The syrup vendor had a griddle set up, and made free plate-sized pancakes for market goers, requesting a voluntary donation to offset the rising price of grain. My boys took advantage. We parked the stroller in the aisle, and the boys sat right down on the floor, while I was forced to watch a steady stream of people buying artisan breads that looked irresistible.
There were also pastry chefs, a breakfast booth with diner-style offerings, a pet-treat baker, a middle-eastern booth, many fantastic flowers, and a new-age musician with his keyboard and karaoke machine set to extra loud.
I was dismayed to find, among the local seasonal fruits and vegetables, grapes from Chile, pineapples from Hawaii, and avocados from Mexico. They seemed so incongruous. There were also a few hard, pink tomatoes, and they just reminded me of Barbara Kingsolver’s essay on how the attitude in America of having everything now, regardless of season or regional availability, is hypocrisy in a culture that’s trying to teach teenagers to abstain from sex, to wait until the time is right. Buying tomatoes in winter, she says, is promiscuous. Which is funny to me. For several years, if I eat at a restaurant or home where tomatoes are served in the winter, I always feel a little dirty. Like I’ve sacrificed my morals for instant gratification, regardless of the fact that the object of my desire is inferior, and will never measure up to a real, ripe, height-of-summer tomato.

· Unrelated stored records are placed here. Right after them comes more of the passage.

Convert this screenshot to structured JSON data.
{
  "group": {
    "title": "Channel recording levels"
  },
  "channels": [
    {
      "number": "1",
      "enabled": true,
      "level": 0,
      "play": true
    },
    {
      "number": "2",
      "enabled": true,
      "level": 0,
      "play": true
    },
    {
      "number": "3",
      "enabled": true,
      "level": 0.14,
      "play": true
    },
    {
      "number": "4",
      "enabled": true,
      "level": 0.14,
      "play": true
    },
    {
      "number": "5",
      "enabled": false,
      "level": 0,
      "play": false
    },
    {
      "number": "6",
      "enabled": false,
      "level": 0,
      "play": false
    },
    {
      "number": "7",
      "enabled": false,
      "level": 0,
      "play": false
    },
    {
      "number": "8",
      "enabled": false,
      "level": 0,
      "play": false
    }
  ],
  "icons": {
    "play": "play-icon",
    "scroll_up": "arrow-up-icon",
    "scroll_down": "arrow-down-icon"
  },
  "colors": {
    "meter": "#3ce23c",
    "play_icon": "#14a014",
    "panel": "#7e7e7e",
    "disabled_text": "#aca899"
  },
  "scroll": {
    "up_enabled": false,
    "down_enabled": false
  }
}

Having just read the late-winter and early spring chapters of “Animal, Vegetable, Miracle,” I was just itching to get something seasonal, and regional. That’s really not that hard in Ohio, but little did I suspect that I would find freshly dug morel mushrooms for $50 a pound (cough, cough, choke). Needless to say, I didn’t get a pound. I got about 7 small mushrooms for as many dollars. Alongside the mollys were the asparagus, and having just drooled over the recipe for Asparagus and Morel Bread Pudding, guess what we’re having for dinner? I’m pretty sure I won’t be needing the whole recipe, which does, indeed, call for a full pound of morels. I’m reluctant to even offer it to the kids, because $50 a pound for mushrooms they will pick out and not eat is pearls before swine, for sure. They’ll undoubtedly object to the asparagus as well, but that’s what’s for dinner.
I also came away with two pints of red strawberries with no hint of a hard, white core, a pound of firm new potatoes the size of marble shooters, a pound of asparagus, a pound of rhubarb (for that pie I’m making for dessert), a dozen brown and almost green local eggs, a whole chicken, a loaf of crusty sourdough bread, and two bagels. Are you jealous? I know Derek is. He doesn’t get back until Tuesday.